Спалось рвано, дурно. И во сне том Хан все проваливался в Подземный Шатер, где с ним говорил сам бог старый. Просил вернуться в Степь, забыть о войне. О сыне напоминал. И ведь к утру Аслан понял: воли бога послушает, потому как он - всего лишь смертный.
Только сон тот длился недолго, потому с зарею первой, пока еще ружовые полосы рассвета не разукрасили ночное небо, по замку разнесся горн: старый Князь, Тур Каменный, помер. Отошел в покое, как и положено тому, кто за собою греха не чует. И службу, стало быть, служить будут по полудню, чтобы поспеть до сумерек первых предать тело земле.
Оставаться на службу Хан не стал. И даров богатых не взял. Потому как понял он, что со смертью Тура в замке сладостью запахло еще ярче. И вспомнил: эту сладость он чуял в опочивальне сына.

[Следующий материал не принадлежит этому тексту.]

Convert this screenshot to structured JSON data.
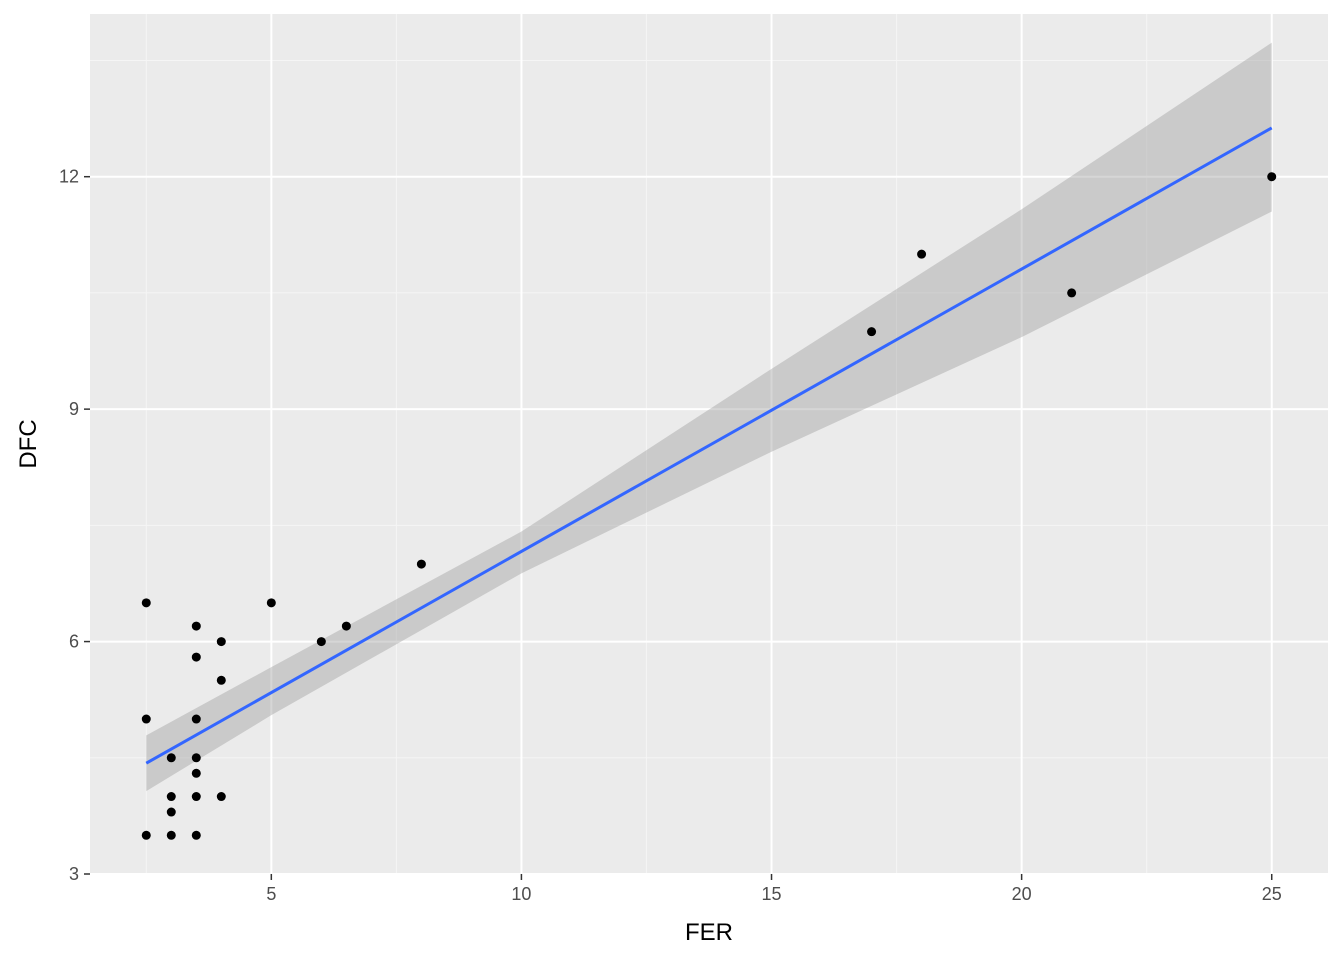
{
  "chart_data": {
    "type": "scatter",
    "title": "",
    "xlabel": "FER",
    "ylabel": "DFC",
    "xlim": [
      1.375,
      26.125
    ],
    "ylim": [
      3.0,
      14.1
    ],
    "x_ticks": [
      5,
      10,
      15,
      20,
      25
    ],
    "x_tick_labels": [
      "5",
      "10",
      "15",
      "20",
      "25"
    ],
    "x_minor_ticks": [
      2.5,
      7.5,
      12.5,
      17.5,
      22.5
    ],
    "y_ticks": [
      3,
      6,
      9,
      12
    ],
    "y_tick_labels": [
      "3",
      "6",
      "9",
      "12"
    ],
    "y_minor_ticks": [
      4.5,
      7.5,
      10.5,
      13.5
    ],
    "grid": true,
    "legend": "none",
    "points": {
      "x": [
        2.5,
        2.5,
        2.5,
        3.0,
        3.0,
        3.0,
        3.0,
        3.5,
        3.5,
        3.5,
        3.5,
        3.5,
        3.5,
        3.5,
        4.0,
        4.0,
        4.0,
        5.0,
        6.0,
        6.5,
        8.0,
        17.0,
        18.0,
        21.0,
        25.0
      ],
      "y": [
        6.5,
        5.0,
        3.5,
        4.5,
        4.0,
        3.8,
        3.5,
        6.2,
        5.8,
        5.0,
        4.5,
        4.3,
        4.0,
        3.5,
        6.0,
        5.5,
        4.0,
        6.5,
        6.0,
        6.2,
        7.0,
        10.0,
        11.0,
        10.5,
        12.0
      ]
    },
    "fit": {
      "method": "lm",
      "x_range": [
        2.5,
        25.0
      ],
      "y_at_range": [
        4.43,
        12.63
      ],
      "band": {
        "x": [
          2.5,
          5.0,
          10.0,
          15.0,
          20.0,
          25.0
        ],
        "lower": [
          4.07,
          5.05,
          6.88,
          8.45,
          9.93,
          11.55
        ],
        "upper": [
          4.79,
          5.67,
          7.42,
          9.52,
          11.58,
          13.73
        ]
      }
    },
    "colors": {
      "panel_background": "#ebebeb",
      "grid_major": "#ffffff",
      "grid_minor": "#f5f5f5",
      "point": "#000000",
      "fit_line": "#3366ff",
      "band": "#999999"
    }
  }
}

А на следующий день степное войско войною стало у ворот Камнеграда, отказавшись от слова, данного самому старому богу.
***
Море Северного Ветра покорялось драккарам. Слушало наговоры, что шли от разинутых пастей дракона и льва, подчинялось. А через пасти те говорили с морем самим островитяне, бой литавров которых усиливал что ворожбу морскую, что слова сказанные...
Верно, в море том тоже пути тайные имелись. Потому как дорога до острова заняла больше седмицы, а назад - с половину.

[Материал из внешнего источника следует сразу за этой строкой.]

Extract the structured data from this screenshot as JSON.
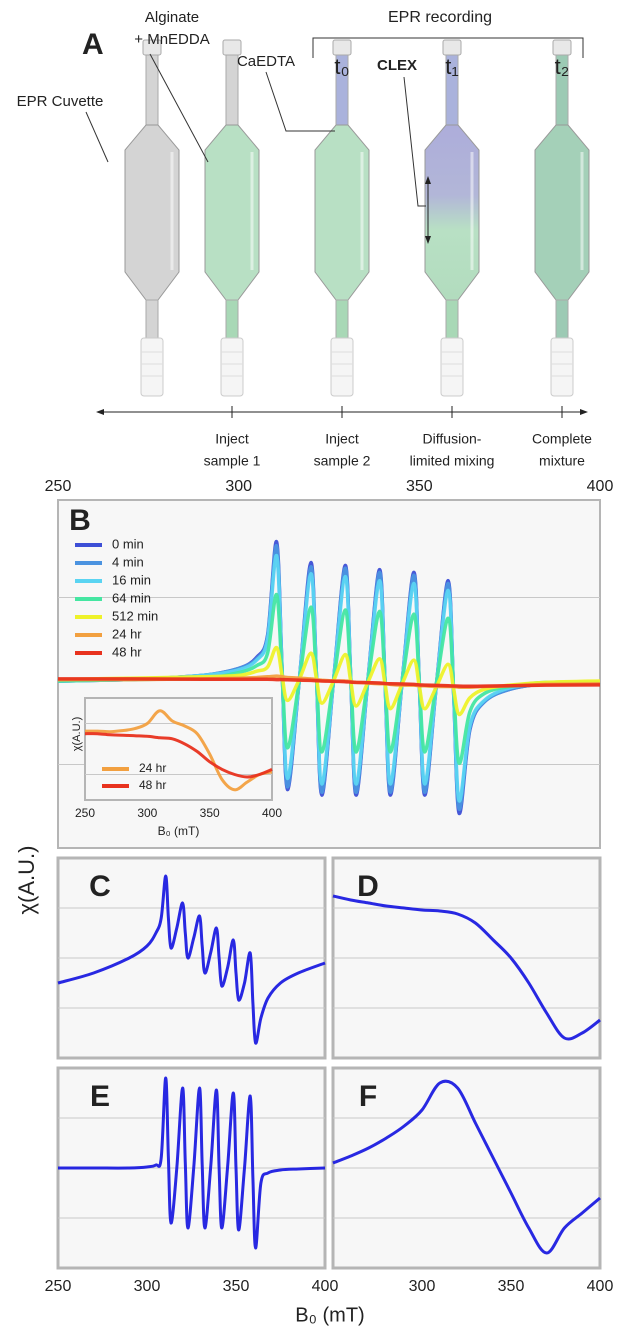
{
  "diagram": {
    "panel": "A",
    "cuvette_label": "EPR Cuvette",
    "sample_label": [
      "Alginate",
      "+ MnEDDA"
    ],
    "second_sample_label": "CaEDTA",
    "method_label": "CLEX",
    "recording_label": "EPR recording",
    "time_points": [
      "t₀",
      "t₁",
      "t₂"
    ],
    "steps": [
      [
        "Inject",
        "sample 1"
      ],
      [
        "Inject",
        "sample 2"
      ],
      [
        "Diffusion-",
        "limited mixing"
      ],
      [
        "Complete",
        "mixture"
      ]
    ]
  },
  "figure_labels": {
    "y": "χ(A.U.)",
    "x": "B₀ (mT)"
  },
  "chart_data": [
    {
      "type": "line",
      "panel": "B",
      "xlim": [
        250,
        400
      ],
      "xticks": [
        250,
        300,
        350,
        400
      ],
      "ylim": [
        -1.2,
        1.3
      ],
      "yticks": [
        -0.6,
        0.6
      ],
      "grid": true,
      "legend": "upper left",
      "x": [
        250,
        270,
        290,
        300,
        305,
        308,
        310.5,
        312,
        313.5,
        316.75,
        320,
        321.5,
        323,
        326.25,
        329.5,
        331,
        332.5,
        335.75,
        339,
        340.5,
        342,
        345.25,
        348.5,
        350,
        351.5,
        354.75,
        358,
        359.5,
        361,
        364,
        368,
        375,
        385,
        400
      ],
      "series": [
        {
          "name": "0 min",
          "color": "#3d4fd6",
          "values": [
            0,
            0.01,
            0.04,
            0.09,
            0.17,
            0.33,
            1.0,
            0.1,
            -0.78,
            0,
            0.85,
            0.05,
            -0.82,
            0,
            0.83,
            0.03,
            -0.82,
            0,
            0.8,
            0,
            -0.82,
            0,
            0.78,
            -0.02,
            -0.82,
            -0.02,
            0.72,
            -0.1,
            -0.95,
            -0.35,
            -0.15,
            -0.06,
            -0.02,
            -0.01
          ]
        },
        {
          "name": "4 min",
          "color": "#4b93e0",
          "values": [
            0,
            0.01,
            0.04,
            0.09,
            0.16,
            0.32,
            0.97,
            0.1,
            -0.76,
            0,
            0.82,
            0.05,
            -0.8,
            0,
            0.81,
            0.03,
            -0.8,
            0,
            0.78,
            0,
            -0.8,
            0,
            0.76,
            -0.02,
            -0.8,
            -0.02,
            0.7,
            -0.1,
            -0.92,
            -0.34,
            -0.15,
            -0.06,
            -0.02,
            -0.01
          ]
        },
        {
          "name": "16 min",
          "color": "#5ad4f2",
          "values": [
            0,
            0.01,
            0.04,
            0.08,
            0.15,
            0.3,
            0.9,
            0.09,
            -0.7,
            0,
            0.77,
            0.05,
            -0.74,
            0,
            0.75,
            0.03,
            -0.74,
            0,
            0.72,
            0,
            -0.74,
            0,
            0.7,
            -0.02,
            -0.74,
            -0.02,
            0.65,
            -0.09,
            -0.86,
            -0.32,
            -0.14,
            -0.05,
            -0.02,
            -0.01
          ]
        },
        {
          "name": "64 min",
          "color": "#45e6a2",
          "values": [
            0,
            0.01,
            0.02,
            0.06,
            0.11,
            0.2,
            0.62,
            0.06,
            -0.48,
            0,
            0.53,
            0.03,
            -0.51,
            0,
            0.51,
            0.02,
            -0.51,
            0,
            0.5,
            0,
            -0.51,
            0,
            0.48,
            -0.01,
            -0.51,
            -0.01,
            0.45,
            -0.06,
            -0.59,
            -0.22,
            -0.09,
            -0.04,
            -0.01,
            -0.01
          ]
        },
        {
          "name": "512 min",
          "color": "#eef22a",
          "values": [
            0.01,
            0.02,
            0.03,
            0.04,
            0.07,
            0.1,
            0.24,
            0.04,
            -0.14,
            0.01,
            0.2,
            0.02,
            -0.16,
            0,
            0.19,
            0,
            -0.18,
            -0.01,
            0.16,
            -0.02,
            -0.2,
            -0.02,
            0.15,
            -0.04,
            -0.2,
            -0.04,
            0.12,
            -0.06,
            -0.24,
            -0.12,
            -0.06,
            -0.03,
            -0.01,
            0
          ]
        },
        {
          "name": "24 hr",
          "color": "#f2a040",
          "values": [
            0.01,
            0.01,
            0.015,
            0.02,
            0.025,
            0.03,
            0.035,
            0.03,
            0.025,
            0.02,
            0.015,
            0.01,
            0.005,
            0,
            0,
            -0.005,
            -0.01,
            -0.015,
            -0.02,
            -0.02,
            -0.025,
            -0.03,
            -0.03,
            -0.035,
            -0.035,
            -0.04,
            -0.04,
            -0.04,
            -0.045,
            -0.045,
            -0.04,
            -0.035,
            -0.025,
            -0.02
          ]
        },
        {
          "name": "48 hr",
          "color": "#e8321e",
          "values": [
            0.015,
            0.015,
            0.012,
            0.012,
            0.012,
            0.012,
            0.01,
            0.01,
            0.008,
            0.006,
            0.004,
            0.002,
            0,
            -0.002,
            -0.005,
            -0.008,
            -0.01,
            -0.012,
            -0.015,
            -0.018,
            -0.02,
            -0.022,
            -0.025,
            -0.028,
            -0.03,
            -0.032,
            -0.035,
            -0.036,
            -0.037,
            -0.038,
            -0.037,
            -0.035,
            -0.03,
            -0.028
          ]
        }
      ]
    },
    {
      "type": "line",
      "xlabel": "B₀ (mT)",
      "ylabel": "χ(A.U.)",
      "xlim": [
        250,
        400
      ],
      "xticks": [
        250,
        300,
        350,
        400
      ],
      "ylim": [
        -1,
        1
      ],
      "yticks": [
        -0.5,
        0.5
      ],
      "grid": true,
      "legend": "lower left",
      "x": [
        250,
        260,
        270,
        280,
        290,
        300,
        310,
        320,
        330,
        340,
        350,
        360,
        370,
        380,
        390,
        400
      ],
      "series": [
        {
          "name": "24 hr",
          "color": "#f2a040",
          "values": [
            0.35,
            0.35,
            0.34,
            0.36,
            0.4,
            0.5,
            0.75,
            0.55,
            0.45,
            0.3,
            -0.1,
            -0.6,
            -0.8,
            -0.65,
            -0.5,
            -0.45
          ]
        },
        {
          "name": "48 hr",
          "color": "#e8321e",
          "values": [
            0.3,
            0.3,
            0.28,
            0.27,
            0.26,
            0.25,
            0.22,
            0.2,
            0.1,
            -0.05,
            -0.25,
            -0.4,
            -0.5,
            -0.55,
            -0.5,
            -0.4
          ]
        }
      ]
    },
    {
      "type": "line",
      "panel": "C",
      "xlim": [
        250,
        400
      ],
      "ylim": [
        -1,
        1
      ],
      "yticks": [
        -0.5,
        0,
        0.5
      ],
      "grid": true,
      "x": [
        250,
        270,
        290,
        300,
        305,
        308,
        310.5,
        312,
        313.5,
        316.75,
        320,
        321.5,
        323,
        326.25,
        329.5,
        331,
        332.5,
        335.75,
        339,
        340.5,
        342,
        345.25,
        348.5,
        350,
        351.5,
        354.75,
        358,
        359.5,
        361,
        364,
        368,
        375,
        385,
        400
      ],
      "series": [
        {
          "color": "#1c1ce0",
          "values": [
            -0.25,
            -0.15,
            0,
            0.12,
            0.25,
            0.4,
            0.82,
            0.4,
            0.1,
            0.3,
            0.55,
            0.25,
            0,
            0.2,
            0.42,
            0.12,
            -0.15,
            0.05,
            0.3,
            0,
            -0.28,
            -0.1,
            0.18,
            -0.15,
            -0.42,
            -0.25,
            0.05,
            -0.45,
            -0.85,
            -0.6,
            -0.4,
            -0.25,
            -0.15,
            -0.05
          ]
        }
      ]
    },
    {
      "type": "line",
      "panel": "D",
      "xlim": [
        250,
        400
      ],
      "ylim": [
        -1,
        1
      ],
      "yticks": [
        -0.5,
        0,
        0.5
      ],
      "grid": true,
      "x": [
        250,
        260,
        270,
        280,
        290,
        300,
        310,
        320,
        330,
        340,
        350,
        360,
        370,
        380,
        390,
        400
      ],
      "series": [
        {
          "color": "#1c1ce0",
          "values": [
            0.62,
            0.58,
            0.55,
            0.52,
            0.5,
            0.48,
            0.47,
            0.44,
            0.35,
            0.18,
            0,
            -0.25,
            -0.55,
            -0.8,
            -0.75,
            -0.62
          ]
        }
      ]
    },
    {
      "type": "line",
      "panel": "E",
      "xlim": [
        250,
        400
      ],
      "xticks": [
        250,
        300,
        350,
        400
      ],
      "ylim": [
        -1,
        1
      ],
      "yticks": [
        -0.5,
        0,
        0.5
      ],
      "grid": true,
      "x": [
        250,
        270,
        290,
        300,
        305,
        308,
        310.5,
        312,
        313.5,
        316.75,
        320,
        321.5,
        323,
        326.25,
        329.5,
        331,
        332.5,
        335.75,
        339,
        340.5,
        342,
        345.25,
        348.5,
        350,
        351.5,
        354.75,
        358,
        359.5,
        361,
        364,
        368,
        375,
        385,
        400
      ],
      "series": [
        {
          "color": "#1c1ce0",
          "values": [
            0,
            0,
            0,
            0.01,
            0.03,
            0.1,
            0.9,
            0.1,
            -0.55,
            0,
            0.8,
            0.05,
            -0.6,
            0,
            0.8,
            0.03,
            -0.6,
            0,
            0.78,
            0,
            -0.6,
            0,
            0.75,
            0,
            -0.62,
            0,
            0.72,
            -0.1,
            -0.8,
            -0.15,
            -0.05,
            -0.02,
            -0.01,
            0
          ]
        }
      ]
    },
    {
      "type": "line",
      "panel": "F",
      "xlim": [
        250,
        400
      ],
      "xticks": [
        300,
        350,
        400
      ],
      "ylim": [
        -1,
        1
      ],
      "yticks": [
        -0.5,
        0,
        0.5
      ],
      "grid": true,
      "x": [
        250,
        260,
        270,
        280,
        290,
        300,
        310,
        320,
        330,
        340,
        350,
        360,
        370,
        380,
        390,
        400
      ],
      "series": [
        {
          "color": "#1c1ce0",
          "values": [
            0.05,
            0.12,
            0.2,
            0.3,
            0.42,
            0.58,
            0.85,
            0.8,
            0.45,
            0.1,
            -0.25,
            -0.6,
            -0.85,
            -0.6,
            -0.45,
            -0.3
          ]
        }
      ]
    }
  ]
}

Акватория нынче покойна, тиха. А ведь, помнится, Ярослава все боялась, как они уцелеют на этих плоских суднах, что с бортами низкими. Ни кают, ни покоев иных, - лишь по лавке на каждого пловца. И под лавкой той каждый прячет свой нехитрый скарб...
Свыклось. К концу первого дня ворожея привыкла что к морю самому, что к людям, с ним говорившим. Научилась жить среди них, разуметь. И они к ней, казалось, с разумением подходили. А вот ведьмой звали по-прежнему, хоть и понимала нынче Ярослава, то - не со зла, лишь наоборот...

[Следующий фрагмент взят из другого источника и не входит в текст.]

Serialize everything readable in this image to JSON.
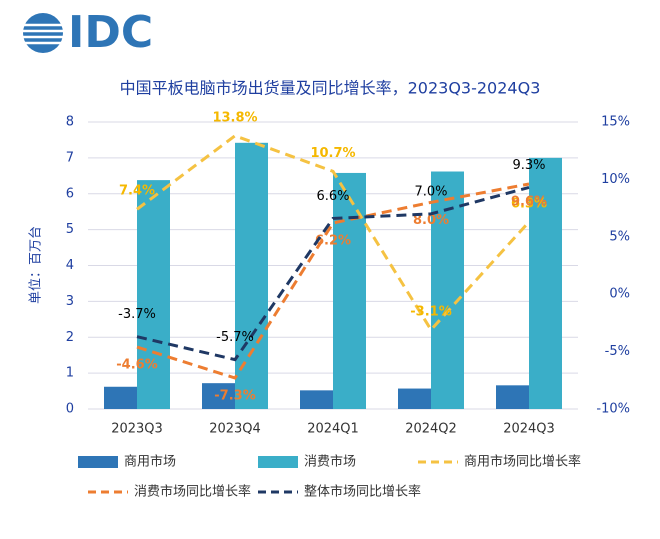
{
  "brand": "IDC",
  "chart_data": {
    "type": "bar",
    "title": "中国平板电脑市场出货量及同比增长率，2023Q3-2024Q3",
    "y_label": "单位：百万台",
    "categories": [
      "2023Q3",
      "2023Q4",
      "2024Q1",
      "2024Q2",
      "2024Q3"
    ],
    "ylim": [
      0,
      8
    ],
    "yticks": [
      0,
      1,
      2,
      3,
      4,
      5,
      6,
      7,
      8
    ],
    "y2lim": [
      -10,
      15
    ],
    "y2ticks": [
      {
        "value": -10,
        "label": "-10%"
      },
      {
        "value": -5,
        "label": "-5%"
      },
      {
        "value": 0,
        "label": "0%"
      },
      {
        "value": 5,
        "label": "5%"
      },
      {
        "value": 10,
        "label": "10%"
      },
      {
        "value": 15,
        "label": "15%"
      }
    ],
    "grid": true,
    "series": [
      {
        "name": "商用市场",
        "type": "bar",
        "color": "#2e75b6",
        "values": [
          0.62,
          0.72,
          0.52,
          0.57,
          0.66
        ]
      },
      {
        "name": "消费市场",
        "type": "bar",
        "color": "#3aaec8",
        "values": [
          6.38,
          7.42,
          6.58,
          6.62,
          7.0
        ]
      },
      {
        "name": "商用市场同比增长率",
        "type": "line",
        "axis": "y2",
        "color": "#f5c242",
        "label_color": "#f5b800",
        "label_offset": -18,
        "values": [
          7.4,
          13.8,
          10.7,
          -3.1,
          6.3
        ],
        "value_labels": [
          "7.4%",
          "13.8%",
          "10.7%",
          "-3.1%",
          "6.3%"
        ]
      },
      {
        "name": "消费市场同比增长率",
        "type": "line",
        "axis": "y2",
        "color": "#ed7d31",
        "label_color": "#ed7d31",
        "label_offset": 18,
        "values": [
          -4.6,
          -7.3,
          6.2,
          8.0,
          9.6
        ],
        "value_labels": [
          "-4.6%",
          "-7.3%",
          "6.2%",
          "8.0%",
          "9.6%"
        ]
      },
      {
        "name": "整体市场同比增长率",
        "type": "line",
        "axis": "y2",
        "color": "#1f3864",
        "label_color": "#000000",
        "label_offset": -22,
        "values": [
          -3.7,
          -5.7,
          6.6,
          7.0,
          9.3
        ],
        "value_labels": [
          "-3.7%",
          "-5.7%",
          "6.6%",
          "7.0%",
          "9.3%"
        ]
      }
    ]
  }
}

Высаживались на береге пустом. Оставляли рыбацкие деревеньки вдали, и все шли вперед...
Северные земли миновались скоро, хоть и идти по ним Ярославе было тяжко. Дитя в утробе все росло, и уже не существовало для ворожеи минуты, чтобы не чувствовать, как оно жило в ней своею жизнью. Она уж и привыкла к настойчивым толчкам под кожей, как и знала: чтоб успокоить малечу, всего-то и нужно, что положить ладонь на крошечную ножку и тихо погладить. Прошептать, что любит. А когда то не успокоится, спеть колыбельную. Ту, что пела отцу его, спасая.